Читать книгу «Габи. Легенда о любви» онлайн полностью📖 — Стефки Модар — MyBook.

II
Бретань

Монастырь при бенедиктинском аббатстве Ландевеннек. Практически полуразрушен. В 1793 году конфискован в казну революционным правительством, но в нём всё же остались четыре монаха, что служили в тот переломный период в аббатстве, и они дали обет оставаться в его стенах до смерти. Их не трогали. Они просто жили, не мешая новым хозяевам.

Келья. Гюго явно загостился у своего лучшего друга – духовного наставника, аббата отца Бруно, который гостеприимно выделил ему келью и послушника-писаря, чтобы тот мог писать под диктовку труды самого Гюго. Некогда его познакомил с ним герцог де Роган, который проводил церемонию проводов Софи (матери) Гюго. Он считался маленьким божком в Бретани, ему принадлежали замки Жослен и Понтиви и прилегающие земли. Все в округе любили и уважали его.

Трагедия герцога затронула сердца многих. Он рано овдовел. Его жена по неосторожности заживо сгорела: одеваясь на бал, она беззаботно кружилась у камина, любуясь новым платьем с богатым кружевом, и не заметила, как искра попала на подол. Наряд тут же вспыхнул факелом смерти. Получив многочисленные ожоги, она на следующий день, сохраняя мужество, на руках мужа скончалась.

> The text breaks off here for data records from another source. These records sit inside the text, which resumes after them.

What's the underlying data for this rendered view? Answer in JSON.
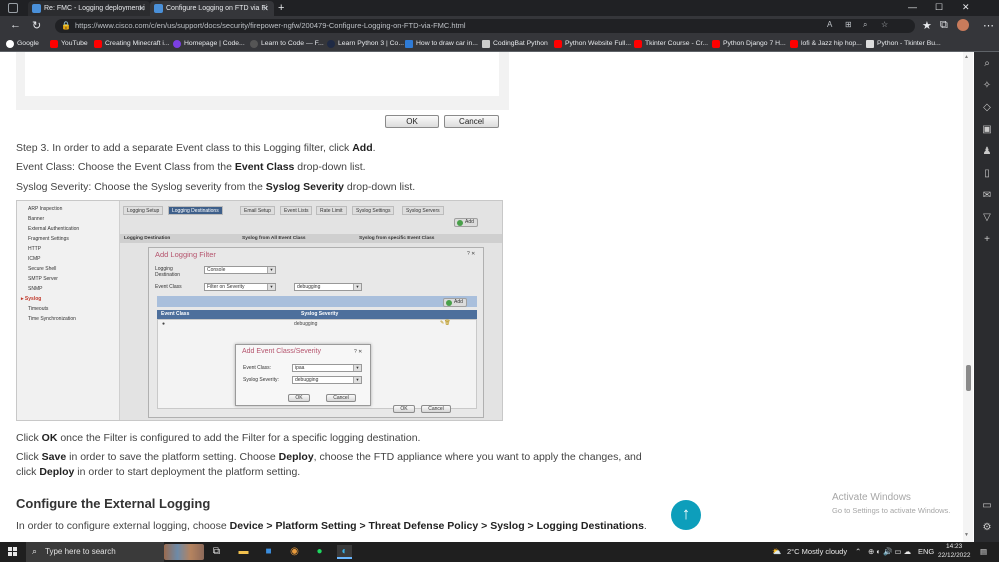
{
  "browser": {
    "tabs": [
      {
        "title": "Re: FMC - Logging deployment i",
        "favicon_color": "#4a90d9"
      },
      {
        "title": "Configure Logging on FTD via Fi",
        "favicon_color": "#4a90d9"
      }
    ],
    "url": "https://www.cisco.com/c/en/us/support/docs/security/firepower-ngfw/200479-Configure-Logging-on-FTD-via-FMC.html",
    "bookmarks": [
      {
        "label": "Google",
        "color": "#ffffff"
      },
      {
        "label": "YouTube",
        "color": "#ff0000"
      },
      {
        "label": "Creating Minecraft i...",
        "color": "#ff0000"
      },
      {
        "label": "Homepage | Code...",
        "color": "#7b3fe4"
      },
      {
        "label": "Learn to Code — F...",
        "color": "#333333"
      },
      {
        "label": "Learn Python 3 | Co...",
        "color": "#1f2a44"
      },
      {
        "label": "How to draw car in...",
        "color": "#2f7bd6"
      },
      {
        "label": "CodingBat Python",
        "color": "#cccccc"
      },
      {
        "label": "Python Website Full...",
        "color": "#ff0000"
      },
      {
        "label": "Tkinter Course - Cr...",
        "color": "#ff0000"
      },
      {
        "label": "Python Django 7 H...",
        "color": "#ff0000"
      },
      {
        "label": "lofi & Jazz hip hop...",
        "color": "#ff0000"
      },
      {
        "label": "Python - Tkinter Bu...",
        "color": "#dddddd"
      }
    ]
  },
  "content": {
    "top_buttons": {
      "ok": "OK",
      "cancel": "Cancel"
    },
    "step3": {
      "pre": "Step 3. In order to add a separate Event class to this Logging filter, click ",
      "bold": "Add",
      "post": "."
    },
    "event_class": {
      "pre": "Event Class: Choose the Event Class from the ",
      "bold": "Event Class",
      "post": " drop-down list."
    },
    "syslog_severity": {
      "pre": "Syslog Severity: Choose the Syslog severity from the ",
      "bold": "Syslog Severity",
      "post": " drop-down list."
    },
    "click_ok": {
      "pre": "Click ",
      "bold": "OK",
      "post": " once the Filter is configured to add the Filter for a specific logging destination."
    },
    "click_save": {
      "a": "Click ",
      "b1": "Save",
      "c": " in order to save the platform setting. Choose ",
      "b2": "Deploy",
      "d": ", choose the FTD appliance where you want to apply the changes, and",
      "e": "click ",
      "b3": "Deploy",
      "f": " in order to start deployment the platform setting."
    },
    "heading": "Configure the External Logging",
    "external": {
      "pre": "In order to configure external logging, choose ",
      "bold": "Device > Platform Setting > Threat Defense Policy > Syslog > Logging Destinations",
      "post": "."
    }
  },
  "screenshot": {
    "nav_items": [
      "ARP Inspection",
      "Banner",
      "External Authentication",
      "Fragment Settings",
      "HTTP",
      "ICMP",
      "Secure Shell",
      "SMTP Server",
      "SNMP",
      "Syslog",
      "Timeouts",
      "Time Synchronization"
    ],
    "active_nav": "Syslog",
    "tabs": [
      "Logging Setup",
      "Logging Destinations",
      "Email Setup",
      "Event Lists",
      "Rate Limit",
      "Syslog Settings",
      "Syslog Servers"
    ],
    "selected_tab": "Logging Destinations",
    "add_label": "Add",
    "table_headers": [
      "Logging Destination",
      "Syslog from All Event Class",
      "Syslog from specific Event Class"
    ],
    "filter_dialog": {
      "title": "Add Logging Filter",
      "close": "? ✕",
      "logging_destination_label": "Logging\nDestination",
      "logging_destination_value": "Console",
      "event_class_label": "Event Class",
      "event_class_value": "Filter on Severity",
      "severity_value": "debugging",
      "add_label": "Add",
      "grid_headers": [
        "Event Class",
        "Syslog Severity"
      ],
      "grid_row_value": "debugging",
      "ok": "OK",
      "cancel": "Cancel"
    },
    "severity_dialog": {
      "title": "Add Event Class/Severity",
      "close": "? ✕",
      "event_class_label": "Event Class:",
      "event_class_value": "ipaa",
      "severity_label": "Syslog Severity:",
      "severity_value": "debugging",
      "ok": "OK",
      "cancel": "Cancel"
    }
  },
  "watermark": {
    "line1": "Activate Windows",
    "line2": "Go to Settings to activate Windows."
  },
  "taskbar": {
    "search_placeholder": "Type here to search",
    "weather": "2°C  Mostly cloudy",
    "lang": "ENG",
    "time": "14:23",
    "date": "22/12/2022"
  }
}
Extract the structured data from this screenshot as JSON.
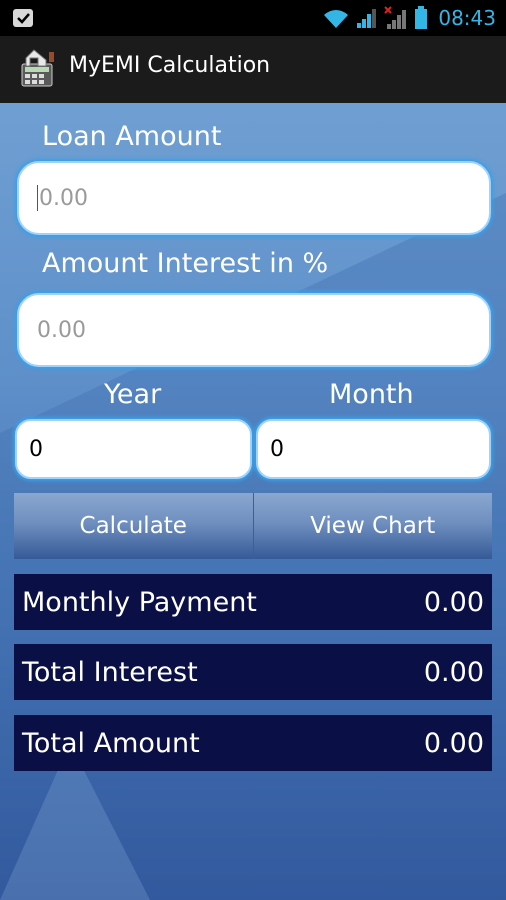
{
  "status_bar": {
    "time": "08:43",
    "icons": [
      "notification-check-icon",
      "wifi-icon",
      "signal-icon",
      "signal-no-service-icon",
      "battery-icon"
    ]
  },
  "action_bar": {
    "title": "MyEMI Calculation",
    "logo_icon": "calculator-house-icon"
  },
  "form": {
    "loan_amount": {
      "label": "Loan Amount",
      "placeholder": "0.00"
    },
    "interest": {
      "label": "Amount Interest in %",
      "placeholder": "0.00"
    },
    "year": {
      "label": "Year",
      "value": "0"
    },
    "month": {
      "label": "Month",
      "value": "0"
    }
  },
  "buttons": {
    "calculate": "Calculate",
    "view_chart": "View Chart"
  },
  "results": [
    {
      "label": "Monthly Payment",
      "value": "0.00"
    },
    {
      "label": "Total Interest",
      "value": "0.00"
    },
    {
      "label": "Total Amount",
      "value": "0.00"
    }
  ],
  "colors": {
    "accent": "#33b5e5",
    "background_top": "#6f9fd2",
    "background_bottom": "#2c4f94",
    "result_bg": "#0a0f45",
    "input_glow": "#3aa0e6"
  }
}
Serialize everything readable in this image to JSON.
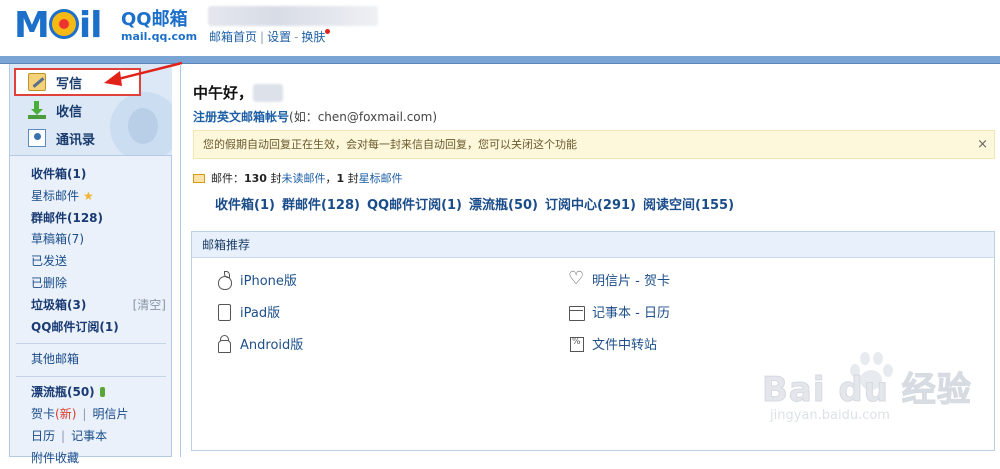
{
  "header": {
    "logo_title": "QQ邮箱",
    "logo_domain": "mail.qq.com",
    "logo_word": "MoIl",
    "links": [
      "邮箱首页",
      "设置",
      "换肤"
    ],
    "sep_pipe": "|",
    "sep_dash": "-"
  },
  "sidebar": {
    "actions": [
      "写信",
      "收信",
      "通讯录"
    ],
    "folders": {
      "inbox": "收件箱(1)",
      "starred": "星标邮件",
      "group": "群邮件(128)",
      "drafts": "草稿箱(7)",
      "sent": "已发送",
      "deleted": "已删除",
      "spam": "垃圾箱(3)",
      "spam_clear": "[清空]",
      "qq_sub": "QQ邮件订阅(1)",
      "other": "其他邮箱",
      "bottle": "漂流瓶(50)",
      "card": "贺卡",
      "card_new": "(新)",
      "postcard": "明信片",
      "calendar": "日历",
      "notes": "记事本",
      "attachments": "附件收藏"
    }
  },
  "main": {
    "greeting": "中午好，",
    "register_link": "注册英文邮箱帐号",
    "register_hint": "(如：chen@foxmail.com)",
    "notice": "您的假期自动回复正在生效，会对每一封来信自动回复，您可以关闭这个功能",
    "notice_close": "×",
    "summary": {
      "prefix": "邮件：",
      "count1": "130",
      "mid1": " 封",
      "link1": "未读邮件",
      "mid2": "，",
      "count2": "1",
      "mid3": " 封",
      "link2": "星标邮件"
    },
    "quick_links": [
      "收件箱(1)",
      "群邮件(128)",
      "QQ邮件订阅(1)",
      "漂流瓶(50)",
      "订阅中心(291)",
      "阅读空间(155)"
    ],
    "recommend": {
      "title": "邮箱推荐",
      "left": [
        "iPhone版",
        "iPad版",
        "Android版"
      ],
      "right": [
        "明信片 - 贺卡",
        "记事本 - 日历",
        "文件中转站"
      ]
    }
  },
  "watermark": {
    "main": "Bai du 经验",
    "sub": "jingyan.baidu.com"
  },
  "colors": {
    "brand_blue": "#1d70c9",
    "highlight_red": "#e0413b",
    "notice_bg": "#fdf7dc"
  }
}
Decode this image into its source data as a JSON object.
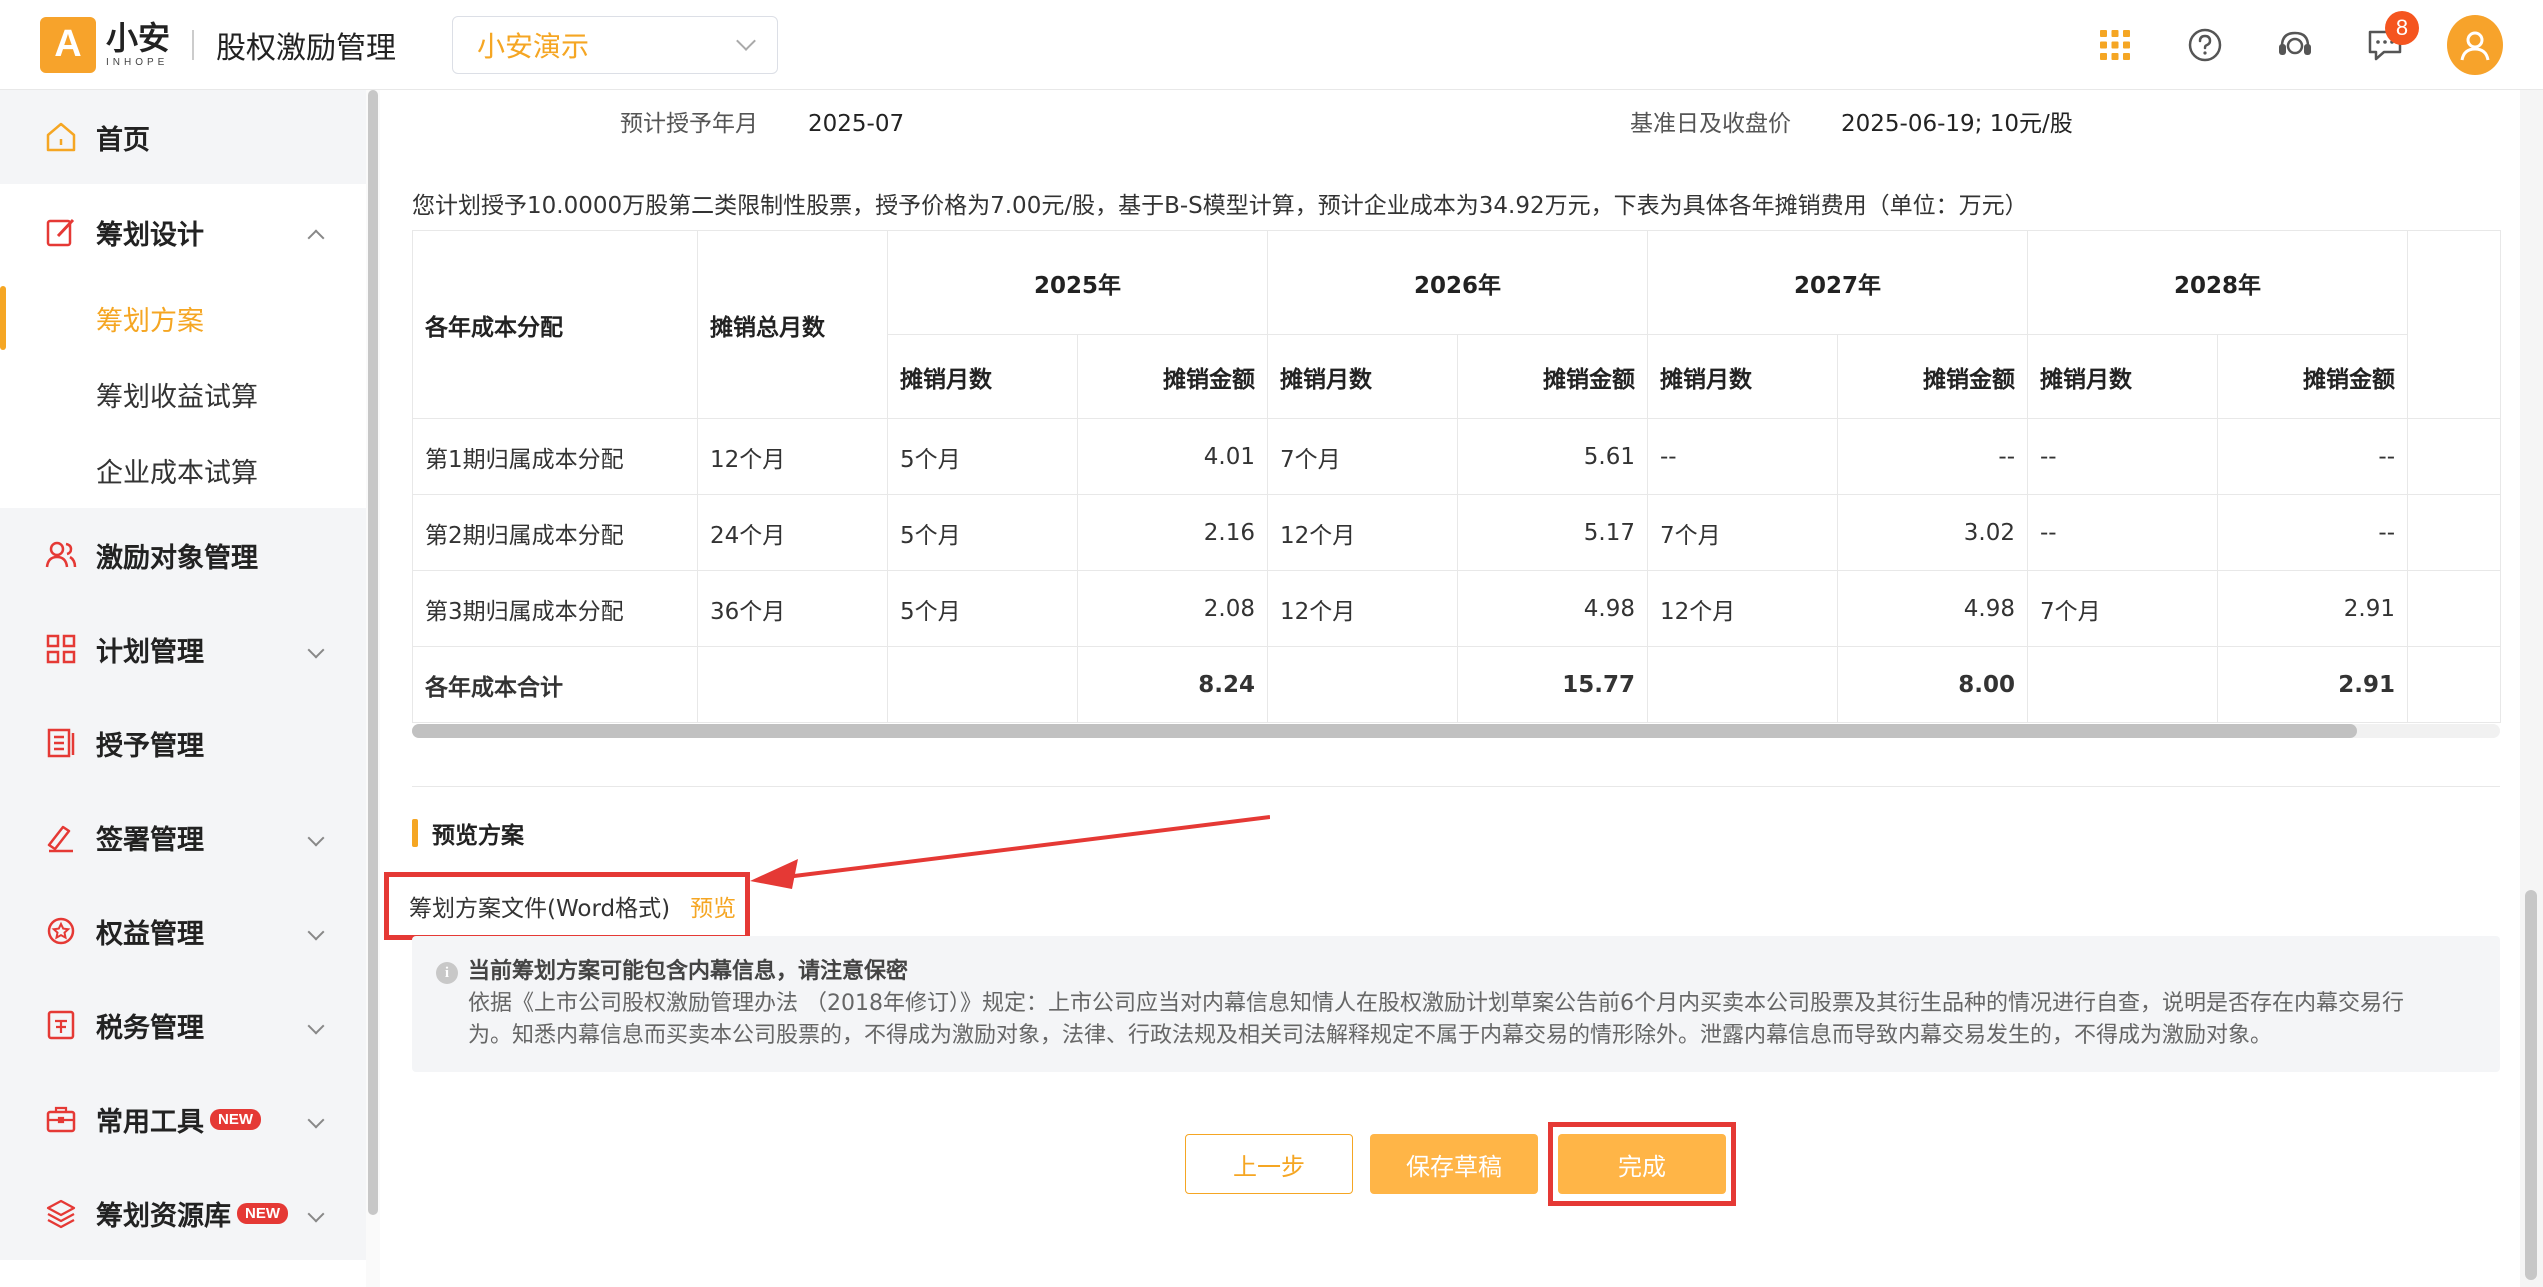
{
  "header": {
    "logo_mark": "A",
    "logo_cn": "小安",
    "logo_en": "INHOPE",
    "app_title": "股权激励管理",
    "company": "小安演示",
    "notification_count": "8"
  },
  "sidebar": {
    "home": "首页",
    "planning": "筹划设计",
    "planning_sub": [
      "筹划方案",
      "筹划收益试算",
      "企业成本试算"
    ],
    "incentive_targets": "激励对象管理",
    "plan_mgmt": "计划管理",
    "grant_mgmt": "授予管理",
    "sign_mgmt": "签署管理",
    "rights_mgmt": "权益管理",
    "tax_mgmt": "税务管理",
    "tools": "常用工具",
    "resources": "筹划资源库",
    "new_tag": "NEW"
  },
  "info": {
    "grant_month_label": "预计授予年月",
    "grant_month_value": "2025-07",
    "base_date_label": "基准日及收盘价",
    "base_date_value": "2025-06-19; 10元/股"
  },
  "description": "您计划授予10.0000万股第二类限制性股票，授予价格为7.00元/股，基于B-S模型计算，预计企业成本为34.92万元，下表为具体各年摊销费用（单位：万元）",
  "table": {
    "col_dist": "各年成本分配",
    "col_total_months": "摊销总月数",
    "years": [
      "2025年",
      "2026年",
      "2027年",
      "2028年"
    ],
    "sub_months": "摊销月数",
    "sub_amount": "摊销金额",
    "rows": [
      {
        "name": "第1期归属成本分配",
        "total": "12个月",
        "cells": [
          "5个月",
          "4.01",
          "7个月",
          "5.61",
          "--",
          "--",
          "--",
          "--"
        ]
      },
      {
        "name": "第2期归属成本分配",
        "total": "24个月",
        "cells": [
          "5个月",
          "2.16",
          "12个月",
          "5.17",
          "7个月",
          "3.02",
          "--",
          "--"
        ]
      },
      {
        "name": "第3期归属成本分配",
        "total": "36个月",
        "cells": [
          "5个月",
          "2.08",
          "12个月",
          "4.98",
          "12个月",
          "4.98",
          "7个月",
          "2.91"
        ]
      }
    ],
    "total_row": {
      "name": "各年成本合计",
      "values": [
        "8.24",
        "15.77",
        "8.00",
        "2.91"
      ]
    }
  },
  "preview": {
    "section_title": "预览方案",
    "file_label": "筹划方案文件(Word格式)",
    "preview_link": "预览"
  },
  "notice": {
    "title": "当前筹划方案可能包含内幕信息，请注意保密",
    "line1": "依据《上市公司股权激励管理办法 （2018年修订）》规定：上市公司应当对内幕信息知情人在股权激励计划草案公告前6个月内买卖本公司股票及其衍生品种的情况进行自查，说明是否存在内幕交易行",
    "line2": "为。知悉内幕信息而买卖本公司股票的，不得成为激励对象，法律、行政法规及相关司法解释规定不属于内幕交易的情形除外。泄露内幕信息而导致内幕交易发生的，不得成为激励对象。"
  },
  "buttons": {
    "prev": "上一步",
    "save_draft": "保存草稿",
    "done": "完成"
  },
  "colors": {
    "accent": "#f5a623",
    "annotation": "#e53935"
  }
}
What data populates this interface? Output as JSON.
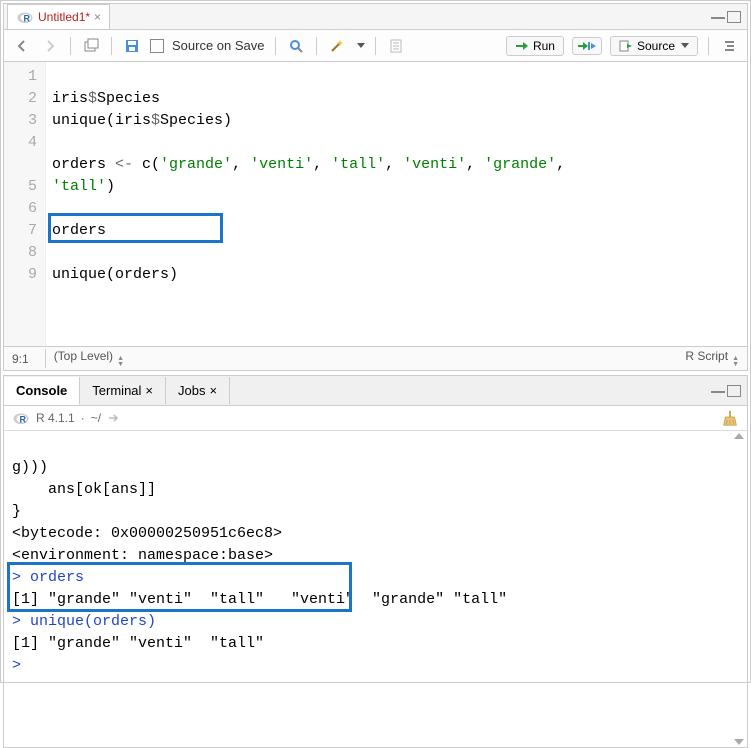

Герцог Роган, подавленный и убитый горем, поступил в семинарию в Сен-Сюльпис. С его утончённостью ему пришлось пройти испытания; строгие правила его отвлекали от трагедии, он был само послушание…

…Виктор Гюго приехал погостить с лёгким сердцем, как ему казалось изначально. Но, проведя у друга день-другой, замкнулся в себе, писал сначала сам, потом надиктовывал мысли быстро и сумбурно писарю-послушнику. Строчки из его души словно бежали неудержимо… Куда? Наверное, в Париж – к сердцу Габи.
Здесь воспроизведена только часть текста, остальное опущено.